Why It’s Not “Friends”: Overall quality raises its hand yet again. “That 70’s Show” was fun while it lasted, but never impactful. Fan fervor can’t compare to that of the “Friends” following, despite running just as long (and ending two years after “Friends”). It, too, struggled with maintaining its core romances, ultimately serving as an example of how hard it is to keep viewers engaged in a couple’s “will-they-or-won’t-they” plot over an extended period of time. “Friends” did it so well, others may have thought it would be that easy. Turns out, it’s not.
“Coupling” (U.S. 2003)
Why It’s Like “Friends”: Literally marketed as a friskier version of “Friends” (the above shot of the original British version — which was actually pretty good — was ripped directly from a famous shot of the “Friends” cast), the American “Coupling” aimed to take over for the series while “Friends” was still on the air. NBC executives (and everyone else) knew their cash cow was about to expire, so like all intelligent businessmen, they tried to replace it with something similar. After all, what’s the difference between one group of 20- and 30-year-olds talking about hooking up and another?
Why It’s Not “Friends”: Actually, there’s plenty different. Casting was such a key element of “Friends'” success — in fact, it’s often given too much credit as critics argue it only succeeded on the likability of its cast. Clearly, the structuring, jokes and overarching plot lines had plenty to do with “Friends'” success, but looking at the failures of the U.S. “Coupling” also shows us how crucial the six “Friends” were. Forgettable to downright bad actors weren’t the only flaw in “Coupling,” but the new six certainly didn’t compare to the old ones. Try again, guys.
“Friends With Better Lives” (2014)
Why It’s Like “Friends”: Because try, they did. “Friends With Better Lives” is the most current example of a failed “Friends”-like sitcom. And, boy, did it fail. Despite gathering together a hodgepodge of well-liked TV actors (James Van Der Beek, please find a better show), “Friends With Better Lives” had no chemistry amongst its six-person cast. None of the relationships sparked (and it’s hard not to spark with Brooklyn Decker), but, worse, none of the jokes landed. It was quickly canceled after only five episodes aired. The world was better for it.

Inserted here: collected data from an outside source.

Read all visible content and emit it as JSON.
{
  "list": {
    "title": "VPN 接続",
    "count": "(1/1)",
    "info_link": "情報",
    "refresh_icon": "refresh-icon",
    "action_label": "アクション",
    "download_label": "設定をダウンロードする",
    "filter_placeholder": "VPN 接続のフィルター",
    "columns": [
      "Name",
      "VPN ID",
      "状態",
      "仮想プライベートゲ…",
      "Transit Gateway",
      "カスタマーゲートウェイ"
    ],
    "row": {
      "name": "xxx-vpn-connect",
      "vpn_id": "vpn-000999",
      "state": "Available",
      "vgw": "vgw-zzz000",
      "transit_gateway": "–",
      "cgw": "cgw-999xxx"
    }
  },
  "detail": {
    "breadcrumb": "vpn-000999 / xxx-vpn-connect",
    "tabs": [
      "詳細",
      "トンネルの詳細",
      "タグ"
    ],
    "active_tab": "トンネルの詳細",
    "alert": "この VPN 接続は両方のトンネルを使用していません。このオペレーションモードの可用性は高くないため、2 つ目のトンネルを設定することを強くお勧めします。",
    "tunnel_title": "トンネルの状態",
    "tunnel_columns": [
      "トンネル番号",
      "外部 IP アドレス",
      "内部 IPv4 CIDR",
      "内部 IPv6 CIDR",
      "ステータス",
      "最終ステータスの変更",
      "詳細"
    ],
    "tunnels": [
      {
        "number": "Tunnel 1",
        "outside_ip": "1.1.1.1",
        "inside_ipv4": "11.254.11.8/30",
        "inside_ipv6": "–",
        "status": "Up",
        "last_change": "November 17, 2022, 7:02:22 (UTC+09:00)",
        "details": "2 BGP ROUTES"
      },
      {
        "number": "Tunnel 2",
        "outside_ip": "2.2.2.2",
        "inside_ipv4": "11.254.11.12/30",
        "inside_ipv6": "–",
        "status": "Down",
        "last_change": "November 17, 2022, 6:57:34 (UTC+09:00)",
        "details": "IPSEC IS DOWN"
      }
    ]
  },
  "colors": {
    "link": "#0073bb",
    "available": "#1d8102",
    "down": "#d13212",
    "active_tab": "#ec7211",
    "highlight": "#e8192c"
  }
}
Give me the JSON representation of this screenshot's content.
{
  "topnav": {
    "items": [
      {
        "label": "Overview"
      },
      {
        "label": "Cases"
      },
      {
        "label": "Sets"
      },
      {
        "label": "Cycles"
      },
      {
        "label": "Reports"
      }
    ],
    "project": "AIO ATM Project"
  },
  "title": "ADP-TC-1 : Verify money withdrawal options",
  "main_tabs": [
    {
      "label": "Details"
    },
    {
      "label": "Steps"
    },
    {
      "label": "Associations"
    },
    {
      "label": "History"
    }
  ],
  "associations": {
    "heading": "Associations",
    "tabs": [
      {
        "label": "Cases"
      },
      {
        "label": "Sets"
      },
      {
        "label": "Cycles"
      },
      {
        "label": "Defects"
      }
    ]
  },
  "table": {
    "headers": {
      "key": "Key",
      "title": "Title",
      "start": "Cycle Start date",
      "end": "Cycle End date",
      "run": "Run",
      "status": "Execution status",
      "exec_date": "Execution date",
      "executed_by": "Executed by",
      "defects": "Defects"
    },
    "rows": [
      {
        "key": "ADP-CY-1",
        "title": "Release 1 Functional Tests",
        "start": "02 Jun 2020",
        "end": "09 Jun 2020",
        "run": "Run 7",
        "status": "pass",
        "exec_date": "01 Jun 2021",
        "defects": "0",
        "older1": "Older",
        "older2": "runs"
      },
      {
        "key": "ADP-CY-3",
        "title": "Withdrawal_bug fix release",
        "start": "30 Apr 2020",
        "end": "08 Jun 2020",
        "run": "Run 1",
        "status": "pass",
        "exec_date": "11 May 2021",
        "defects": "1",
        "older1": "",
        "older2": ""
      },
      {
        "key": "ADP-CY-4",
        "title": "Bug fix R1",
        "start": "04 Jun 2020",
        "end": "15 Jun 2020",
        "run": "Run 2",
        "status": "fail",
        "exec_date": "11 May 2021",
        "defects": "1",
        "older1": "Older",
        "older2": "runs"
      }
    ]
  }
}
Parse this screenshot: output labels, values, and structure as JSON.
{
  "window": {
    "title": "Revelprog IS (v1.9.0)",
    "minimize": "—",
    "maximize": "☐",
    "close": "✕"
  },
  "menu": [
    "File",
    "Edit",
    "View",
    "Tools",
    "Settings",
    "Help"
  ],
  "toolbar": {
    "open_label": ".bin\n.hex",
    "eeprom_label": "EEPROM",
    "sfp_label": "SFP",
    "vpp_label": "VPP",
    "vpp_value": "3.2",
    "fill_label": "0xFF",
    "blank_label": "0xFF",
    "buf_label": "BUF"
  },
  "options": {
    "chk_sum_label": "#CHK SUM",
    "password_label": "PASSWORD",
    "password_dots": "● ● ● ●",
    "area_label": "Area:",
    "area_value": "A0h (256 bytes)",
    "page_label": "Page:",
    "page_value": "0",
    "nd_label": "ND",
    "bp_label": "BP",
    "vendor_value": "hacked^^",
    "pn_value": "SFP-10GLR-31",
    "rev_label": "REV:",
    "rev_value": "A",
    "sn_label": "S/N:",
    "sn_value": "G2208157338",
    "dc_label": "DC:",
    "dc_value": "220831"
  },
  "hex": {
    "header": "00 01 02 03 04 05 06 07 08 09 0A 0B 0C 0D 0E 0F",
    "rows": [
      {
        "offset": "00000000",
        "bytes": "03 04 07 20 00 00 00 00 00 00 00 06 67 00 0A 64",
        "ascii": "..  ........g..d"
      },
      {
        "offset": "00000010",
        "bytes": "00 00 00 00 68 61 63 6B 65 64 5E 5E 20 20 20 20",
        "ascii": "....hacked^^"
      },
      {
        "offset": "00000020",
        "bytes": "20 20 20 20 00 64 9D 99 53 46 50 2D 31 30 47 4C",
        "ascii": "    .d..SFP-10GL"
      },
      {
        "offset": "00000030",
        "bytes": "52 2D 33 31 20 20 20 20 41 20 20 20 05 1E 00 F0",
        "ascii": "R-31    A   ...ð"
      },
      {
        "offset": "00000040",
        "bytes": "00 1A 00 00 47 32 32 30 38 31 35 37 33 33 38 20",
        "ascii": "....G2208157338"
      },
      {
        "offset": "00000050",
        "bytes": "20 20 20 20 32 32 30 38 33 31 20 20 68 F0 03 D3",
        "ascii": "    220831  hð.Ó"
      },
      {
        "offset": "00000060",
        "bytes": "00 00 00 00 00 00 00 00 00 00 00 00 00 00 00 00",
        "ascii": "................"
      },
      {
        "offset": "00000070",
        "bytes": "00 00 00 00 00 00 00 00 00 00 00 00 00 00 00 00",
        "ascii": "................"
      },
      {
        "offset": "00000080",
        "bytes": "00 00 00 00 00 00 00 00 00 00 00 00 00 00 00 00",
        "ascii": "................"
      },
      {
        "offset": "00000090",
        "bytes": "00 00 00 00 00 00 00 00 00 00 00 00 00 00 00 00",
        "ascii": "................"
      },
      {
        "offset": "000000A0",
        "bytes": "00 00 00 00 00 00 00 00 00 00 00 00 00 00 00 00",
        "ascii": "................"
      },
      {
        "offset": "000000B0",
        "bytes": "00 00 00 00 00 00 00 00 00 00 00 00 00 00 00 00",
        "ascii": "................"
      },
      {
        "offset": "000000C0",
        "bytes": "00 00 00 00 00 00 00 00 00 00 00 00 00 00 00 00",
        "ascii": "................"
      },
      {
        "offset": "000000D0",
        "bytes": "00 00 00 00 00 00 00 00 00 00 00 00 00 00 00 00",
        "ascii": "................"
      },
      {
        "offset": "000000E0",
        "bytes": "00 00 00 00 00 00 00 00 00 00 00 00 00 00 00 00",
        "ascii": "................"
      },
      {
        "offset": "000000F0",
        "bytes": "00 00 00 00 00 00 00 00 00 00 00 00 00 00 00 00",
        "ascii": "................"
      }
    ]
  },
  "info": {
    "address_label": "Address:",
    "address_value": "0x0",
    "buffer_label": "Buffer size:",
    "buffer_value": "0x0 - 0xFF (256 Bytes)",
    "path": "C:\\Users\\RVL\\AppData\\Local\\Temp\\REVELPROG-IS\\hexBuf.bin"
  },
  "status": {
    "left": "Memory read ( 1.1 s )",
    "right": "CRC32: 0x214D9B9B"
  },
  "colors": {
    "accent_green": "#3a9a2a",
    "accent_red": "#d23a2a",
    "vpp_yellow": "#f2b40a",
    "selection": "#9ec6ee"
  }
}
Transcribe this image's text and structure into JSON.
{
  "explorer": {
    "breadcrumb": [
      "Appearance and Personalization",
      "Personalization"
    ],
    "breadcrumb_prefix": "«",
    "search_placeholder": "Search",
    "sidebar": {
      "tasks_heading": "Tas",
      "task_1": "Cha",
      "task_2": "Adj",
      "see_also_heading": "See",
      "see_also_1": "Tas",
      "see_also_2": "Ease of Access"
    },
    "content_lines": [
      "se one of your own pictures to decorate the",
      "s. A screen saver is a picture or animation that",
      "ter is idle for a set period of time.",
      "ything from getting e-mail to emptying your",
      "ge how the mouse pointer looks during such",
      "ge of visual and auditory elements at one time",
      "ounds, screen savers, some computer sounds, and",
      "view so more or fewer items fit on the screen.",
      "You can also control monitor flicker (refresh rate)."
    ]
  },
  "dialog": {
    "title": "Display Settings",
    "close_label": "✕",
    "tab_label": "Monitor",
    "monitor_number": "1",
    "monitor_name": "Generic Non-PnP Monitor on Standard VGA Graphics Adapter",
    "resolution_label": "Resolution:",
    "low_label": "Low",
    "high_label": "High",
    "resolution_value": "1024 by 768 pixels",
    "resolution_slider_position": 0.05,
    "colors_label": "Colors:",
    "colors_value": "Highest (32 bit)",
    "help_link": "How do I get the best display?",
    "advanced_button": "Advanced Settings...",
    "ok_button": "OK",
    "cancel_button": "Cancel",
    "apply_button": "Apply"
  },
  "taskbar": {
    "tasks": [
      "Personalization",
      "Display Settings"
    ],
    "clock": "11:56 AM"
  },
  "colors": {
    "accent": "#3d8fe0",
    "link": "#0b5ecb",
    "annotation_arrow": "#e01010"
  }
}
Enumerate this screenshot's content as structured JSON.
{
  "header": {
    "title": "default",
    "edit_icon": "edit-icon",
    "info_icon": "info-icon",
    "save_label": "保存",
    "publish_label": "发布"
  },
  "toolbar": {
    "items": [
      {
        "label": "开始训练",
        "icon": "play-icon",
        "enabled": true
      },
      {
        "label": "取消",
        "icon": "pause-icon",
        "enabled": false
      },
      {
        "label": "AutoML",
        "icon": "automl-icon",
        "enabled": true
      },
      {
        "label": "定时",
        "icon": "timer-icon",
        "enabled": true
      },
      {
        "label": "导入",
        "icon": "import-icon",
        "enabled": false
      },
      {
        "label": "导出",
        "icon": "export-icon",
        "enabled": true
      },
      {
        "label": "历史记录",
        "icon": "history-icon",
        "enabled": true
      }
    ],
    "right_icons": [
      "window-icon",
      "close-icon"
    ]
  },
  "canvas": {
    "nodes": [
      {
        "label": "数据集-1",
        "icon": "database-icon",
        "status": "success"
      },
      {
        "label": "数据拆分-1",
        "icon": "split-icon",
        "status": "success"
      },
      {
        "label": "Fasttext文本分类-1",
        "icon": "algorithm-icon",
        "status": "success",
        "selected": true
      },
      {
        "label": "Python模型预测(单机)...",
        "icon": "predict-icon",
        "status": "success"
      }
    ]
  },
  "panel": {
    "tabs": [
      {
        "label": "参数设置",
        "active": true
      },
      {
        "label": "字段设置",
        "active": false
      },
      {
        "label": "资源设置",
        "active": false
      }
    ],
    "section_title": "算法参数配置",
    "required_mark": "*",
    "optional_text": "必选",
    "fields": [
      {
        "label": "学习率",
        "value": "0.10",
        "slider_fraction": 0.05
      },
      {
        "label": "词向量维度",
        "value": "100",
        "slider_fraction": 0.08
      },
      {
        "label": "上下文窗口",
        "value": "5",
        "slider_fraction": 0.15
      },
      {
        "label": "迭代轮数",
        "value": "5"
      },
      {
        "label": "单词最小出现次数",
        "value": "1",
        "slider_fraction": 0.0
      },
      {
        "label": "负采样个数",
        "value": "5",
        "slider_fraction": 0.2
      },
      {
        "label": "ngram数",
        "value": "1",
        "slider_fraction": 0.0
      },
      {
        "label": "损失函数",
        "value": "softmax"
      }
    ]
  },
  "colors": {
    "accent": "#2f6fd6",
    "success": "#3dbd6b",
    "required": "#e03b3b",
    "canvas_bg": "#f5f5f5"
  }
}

Why It’s Not “Friends”: For all the above reasons and more. “Friends With Better Lives” was a lazy money grab; an impersonation rather than a performance. “Friends” was a labor of love from start to finish. You could see it in every aspect of the production and even in the off-camera actions of its stars, creators, and crew. “Friends” may have been about nothing, but it meant something to everyone involved, audiences included.